Die Stände selbst sind so ausgepflockt, daß der Abstand zum Nachbarschützen 35 Meter beträgt. Diese Entfernung erscheint zuerst gering; berücksichtigen wir aber, daß Hasen nur nach Passieren der Schützenlinie nach außen geschossen werden, beträgt die Diagonale zu den Schützen schnell 45 Meter und mehr. Die Hasen, die die Schützen anlaufen, sollen auf Schrotschuß-Entfernung getroffen und erlegt werden. Nachsuchen müssen die Ausnahme darstellen.
Was für den Hasen gilt, trifft auch auf den Fasan zu. Deswegen werden die Schützenstände im Bereich von Hecken und Feldgehölzen im Abstand von 35 Metern zum Bewuchs ausgesteckt. Der im Treiben hochgebrachte Fasan fliegt mit dem Wind über das Hindernis und kann sicher von vorn in waidgerechter Schuß-Entfernung geschossen werden, ohne daß ein Schütze “Überkopfverrenkungen” anstellen muß.

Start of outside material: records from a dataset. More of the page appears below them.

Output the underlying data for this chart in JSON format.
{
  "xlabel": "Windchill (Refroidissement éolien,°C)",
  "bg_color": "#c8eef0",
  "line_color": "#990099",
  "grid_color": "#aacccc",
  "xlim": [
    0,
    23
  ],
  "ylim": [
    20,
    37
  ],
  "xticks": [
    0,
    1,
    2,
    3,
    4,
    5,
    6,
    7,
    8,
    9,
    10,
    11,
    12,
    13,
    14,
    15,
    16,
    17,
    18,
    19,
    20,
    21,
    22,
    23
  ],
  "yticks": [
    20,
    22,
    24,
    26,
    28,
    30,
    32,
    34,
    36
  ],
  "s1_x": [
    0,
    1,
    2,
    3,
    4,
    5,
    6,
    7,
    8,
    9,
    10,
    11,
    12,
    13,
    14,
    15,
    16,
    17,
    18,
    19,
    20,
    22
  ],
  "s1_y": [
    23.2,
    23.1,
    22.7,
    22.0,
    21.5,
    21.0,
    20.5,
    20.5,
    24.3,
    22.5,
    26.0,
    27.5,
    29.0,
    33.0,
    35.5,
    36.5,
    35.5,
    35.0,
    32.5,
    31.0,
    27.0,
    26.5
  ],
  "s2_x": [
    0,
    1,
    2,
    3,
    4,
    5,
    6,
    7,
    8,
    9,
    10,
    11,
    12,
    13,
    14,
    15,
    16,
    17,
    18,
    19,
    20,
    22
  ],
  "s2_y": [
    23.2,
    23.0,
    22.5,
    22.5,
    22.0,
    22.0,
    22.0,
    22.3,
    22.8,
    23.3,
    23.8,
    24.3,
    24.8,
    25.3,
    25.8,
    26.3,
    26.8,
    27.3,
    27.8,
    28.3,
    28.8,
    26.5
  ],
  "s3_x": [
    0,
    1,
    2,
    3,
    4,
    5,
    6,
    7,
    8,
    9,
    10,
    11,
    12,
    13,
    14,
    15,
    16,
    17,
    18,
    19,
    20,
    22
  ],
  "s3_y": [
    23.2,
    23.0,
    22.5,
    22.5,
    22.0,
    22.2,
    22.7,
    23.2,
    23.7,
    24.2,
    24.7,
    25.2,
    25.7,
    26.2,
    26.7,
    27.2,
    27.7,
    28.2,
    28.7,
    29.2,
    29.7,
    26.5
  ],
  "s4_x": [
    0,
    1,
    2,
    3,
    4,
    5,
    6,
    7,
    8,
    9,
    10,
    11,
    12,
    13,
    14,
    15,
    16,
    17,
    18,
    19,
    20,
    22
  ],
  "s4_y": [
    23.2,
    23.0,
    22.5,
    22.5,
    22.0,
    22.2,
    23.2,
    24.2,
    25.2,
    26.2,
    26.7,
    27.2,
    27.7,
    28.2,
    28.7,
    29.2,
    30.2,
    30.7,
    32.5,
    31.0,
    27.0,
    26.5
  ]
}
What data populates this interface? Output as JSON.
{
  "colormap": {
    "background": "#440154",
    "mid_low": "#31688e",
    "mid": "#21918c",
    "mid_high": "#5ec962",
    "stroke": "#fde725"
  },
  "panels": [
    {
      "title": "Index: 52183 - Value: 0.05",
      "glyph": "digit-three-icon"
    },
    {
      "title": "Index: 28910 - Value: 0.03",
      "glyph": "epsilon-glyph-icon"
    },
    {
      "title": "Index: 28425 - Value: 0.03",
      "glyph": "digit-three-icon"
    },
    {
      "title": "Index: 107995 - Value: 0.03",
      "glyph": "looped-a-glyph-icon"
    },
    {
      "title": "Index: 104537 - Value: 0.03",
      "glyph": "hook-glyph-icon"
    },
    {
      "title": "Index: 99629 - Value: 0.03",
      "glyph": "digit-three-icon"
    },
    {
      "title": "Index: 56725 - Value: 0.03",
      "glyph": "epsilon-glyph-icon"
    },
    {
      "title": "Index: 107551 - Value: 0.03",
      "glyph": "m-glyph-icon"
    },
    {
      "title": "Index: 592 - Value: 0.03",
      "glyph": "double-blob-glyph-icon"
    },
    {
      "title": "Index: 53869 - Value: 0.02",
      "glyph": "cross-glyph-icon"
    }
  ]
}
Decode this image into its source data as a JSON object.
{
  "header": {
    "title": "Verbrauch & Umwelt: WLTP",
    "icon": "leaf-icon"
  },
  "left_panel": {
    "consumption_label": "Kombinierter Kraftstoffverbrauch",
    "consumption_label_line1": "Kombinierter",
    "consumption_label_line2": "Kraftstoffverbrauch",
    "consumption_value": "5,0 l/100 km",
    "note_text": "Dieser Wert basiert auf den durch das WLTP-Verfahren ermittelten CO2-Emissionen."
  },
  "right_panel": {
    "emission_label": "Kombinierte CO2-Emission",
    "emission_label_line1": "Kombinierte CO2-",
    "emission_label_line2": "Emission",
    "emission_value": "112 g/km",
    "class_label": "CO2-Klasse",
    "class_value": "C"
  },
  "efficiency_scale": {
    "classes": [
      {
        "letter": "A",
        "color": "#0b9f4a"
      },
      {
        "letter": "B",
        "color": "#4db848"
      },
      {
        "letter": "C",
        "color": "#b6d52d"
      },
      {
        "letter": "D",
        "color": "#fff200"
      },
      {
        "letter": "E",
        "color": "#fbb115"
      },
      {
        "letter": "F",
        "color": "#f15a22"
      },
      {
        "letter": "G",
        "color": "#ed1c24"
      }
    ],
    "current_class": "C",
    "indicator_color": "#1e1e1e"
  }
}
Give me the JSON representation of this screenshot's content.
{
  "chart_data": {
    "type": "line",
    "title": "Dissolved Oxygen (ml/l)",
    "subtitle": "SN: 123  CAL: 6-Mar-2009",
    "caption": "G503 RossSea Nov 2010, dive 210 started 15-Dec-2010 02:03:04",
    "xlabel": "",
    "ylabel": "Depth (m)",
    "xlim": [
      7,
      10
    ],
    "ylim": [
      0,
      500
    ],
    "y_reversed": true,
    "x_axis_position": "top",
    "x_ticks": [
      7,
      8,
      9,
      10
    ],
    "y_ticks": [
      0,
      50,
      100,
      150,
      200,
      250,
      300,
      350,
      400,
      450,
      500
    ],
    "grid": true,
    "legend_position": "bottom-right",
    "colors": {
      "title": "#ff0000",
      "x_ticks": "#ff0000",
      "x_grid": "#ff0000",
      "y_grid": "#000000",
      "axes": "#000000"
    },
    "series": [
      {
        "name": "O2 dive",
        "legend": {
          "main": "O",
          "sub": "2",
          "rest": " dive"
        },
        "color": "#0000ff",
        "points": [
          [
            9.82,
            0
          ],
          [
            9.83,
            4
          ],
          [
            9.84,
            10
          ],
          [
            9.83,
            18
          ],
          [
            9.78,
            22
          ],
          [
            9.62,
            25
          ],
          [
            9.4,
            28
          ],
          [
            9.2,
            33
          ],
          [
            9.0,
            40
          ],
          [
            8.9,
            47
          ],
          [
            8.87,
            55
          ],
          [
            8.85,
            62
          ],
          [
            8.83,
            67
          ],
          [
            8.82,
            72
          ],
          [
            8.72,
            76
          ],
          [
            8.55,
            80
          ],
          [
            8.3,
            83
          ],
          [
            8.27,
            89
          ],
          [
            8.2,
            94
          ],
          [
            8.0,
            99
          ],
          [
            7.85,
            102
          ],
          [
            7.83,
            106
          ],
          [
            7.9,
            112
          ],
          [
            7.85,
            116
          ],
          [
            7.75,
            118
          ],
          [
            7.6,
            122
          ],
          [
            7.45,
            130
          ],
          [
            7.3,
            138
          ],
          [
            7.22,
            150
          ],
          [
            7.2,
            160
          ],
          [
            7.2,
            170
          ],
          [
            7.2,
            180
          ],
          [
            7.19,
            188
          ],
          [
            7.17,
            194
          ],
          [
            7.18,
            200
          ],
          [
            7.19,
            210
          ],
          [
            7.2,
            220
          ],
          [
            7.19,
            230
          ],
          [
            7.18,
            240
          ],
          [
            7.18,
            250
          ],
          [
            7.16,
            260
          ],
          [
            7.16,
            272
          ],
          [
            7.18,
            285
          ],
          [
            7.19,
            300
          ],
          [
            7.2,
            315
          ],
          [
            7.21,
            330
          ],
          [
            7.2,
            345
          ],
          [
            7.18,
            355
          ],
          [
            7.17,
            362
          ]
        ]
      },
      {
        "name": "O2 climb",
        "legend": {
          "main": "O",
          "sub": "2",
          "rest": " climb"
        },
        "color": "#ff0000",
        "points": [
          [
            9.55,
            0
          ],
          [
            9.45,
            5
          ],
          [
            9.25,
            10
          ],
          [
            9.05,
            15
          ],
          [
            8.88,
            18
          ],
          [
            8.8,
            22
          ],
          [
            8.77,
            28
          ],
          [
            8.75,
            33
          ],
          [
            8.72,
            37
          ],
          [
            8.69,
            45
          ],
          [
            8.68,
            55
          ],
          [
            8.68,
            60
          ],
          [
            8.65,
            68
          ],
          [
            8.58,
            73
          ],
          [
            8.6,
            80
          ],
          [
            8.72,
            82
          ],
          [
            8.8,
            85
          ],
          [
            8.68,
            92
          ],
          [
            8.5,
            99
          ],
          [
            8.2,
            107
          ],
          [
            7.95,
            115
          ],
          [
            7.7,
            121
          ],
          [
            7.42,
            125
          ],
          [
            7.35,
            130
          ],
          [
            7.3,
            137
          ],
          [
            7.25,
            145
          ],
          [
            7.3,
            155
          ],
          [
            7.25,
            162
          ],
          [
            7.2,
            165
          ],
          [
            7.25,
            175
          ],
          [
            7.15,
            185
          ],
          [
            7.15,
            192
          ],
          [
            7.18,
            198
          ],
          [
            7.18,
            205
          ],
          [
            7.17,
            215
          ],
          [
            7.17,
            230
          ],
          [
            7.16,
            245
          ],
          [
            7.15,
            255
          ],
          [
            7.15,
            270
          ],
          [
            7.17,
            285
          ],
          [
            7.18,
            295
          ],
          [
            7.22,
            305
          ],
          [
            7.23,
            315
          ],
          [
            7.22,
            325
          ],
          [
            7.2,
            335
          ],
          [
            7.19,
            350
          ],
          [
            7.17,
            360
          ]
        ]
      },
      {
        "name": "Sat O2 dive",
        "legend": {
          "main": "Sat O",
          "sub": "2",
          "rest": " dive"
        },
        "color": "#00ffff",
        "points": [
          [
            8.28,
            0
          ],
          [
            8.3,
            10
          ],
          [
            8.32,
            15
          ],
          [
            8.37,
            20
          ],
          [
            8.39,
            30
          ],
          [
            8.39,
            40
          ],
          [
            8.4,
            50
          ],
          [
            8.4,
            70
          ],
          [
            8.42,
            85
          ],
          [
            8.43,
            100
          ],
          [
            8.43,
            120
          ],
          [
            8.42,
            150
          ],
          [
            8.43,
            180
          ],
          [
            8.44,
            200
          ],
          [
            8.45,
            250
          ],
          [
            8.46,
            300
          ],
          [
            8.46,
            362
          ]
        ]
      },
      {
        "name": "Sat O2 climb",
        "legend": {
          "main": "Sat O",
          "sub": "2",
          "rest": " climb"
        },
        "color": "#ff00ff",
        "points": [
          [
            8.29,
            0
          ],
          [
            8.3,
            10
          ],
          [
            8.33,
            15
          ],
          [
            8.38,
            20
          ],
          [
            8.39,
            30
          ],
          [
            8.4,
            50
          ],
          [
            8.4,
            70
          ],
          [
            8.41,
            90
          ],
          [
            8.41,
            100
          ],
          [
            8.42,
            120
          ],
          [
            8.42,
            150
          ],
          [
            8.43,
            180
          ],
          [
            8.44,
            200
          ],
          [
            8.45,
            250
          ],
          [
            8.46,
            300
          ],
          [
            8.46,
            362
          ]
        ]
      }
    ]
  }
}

An den Feldrändern (linker Flügel) stehen die Flankenschützen dagegen direkt am Bewuchs. Durch ihre Gestalt sind sie praktisch selber das zu überfliegende “Hindernis”, aber ohne Einschränkung ihres Schußfeldes. Die Aussichten, hier zusätzlich Kaninchen zu erlegen, steigen durch die Position an der Felddeckung.
Es ist darauf zu achten, daß die rechte und linke Flanke nicht zu lang am Treiben abgestellt ist. Die Front muß den Hauptteil der Schützen stellen. Zeitgleich mit dem Schützenwagen fährt der Treiberwagen mit den Treibern und den verbliebenen Bläsern zum Beginn des Treibens. Der Treiberführer weist Bläser und Treiber ein. In der Treiberwehr befindet sich keine Flinte!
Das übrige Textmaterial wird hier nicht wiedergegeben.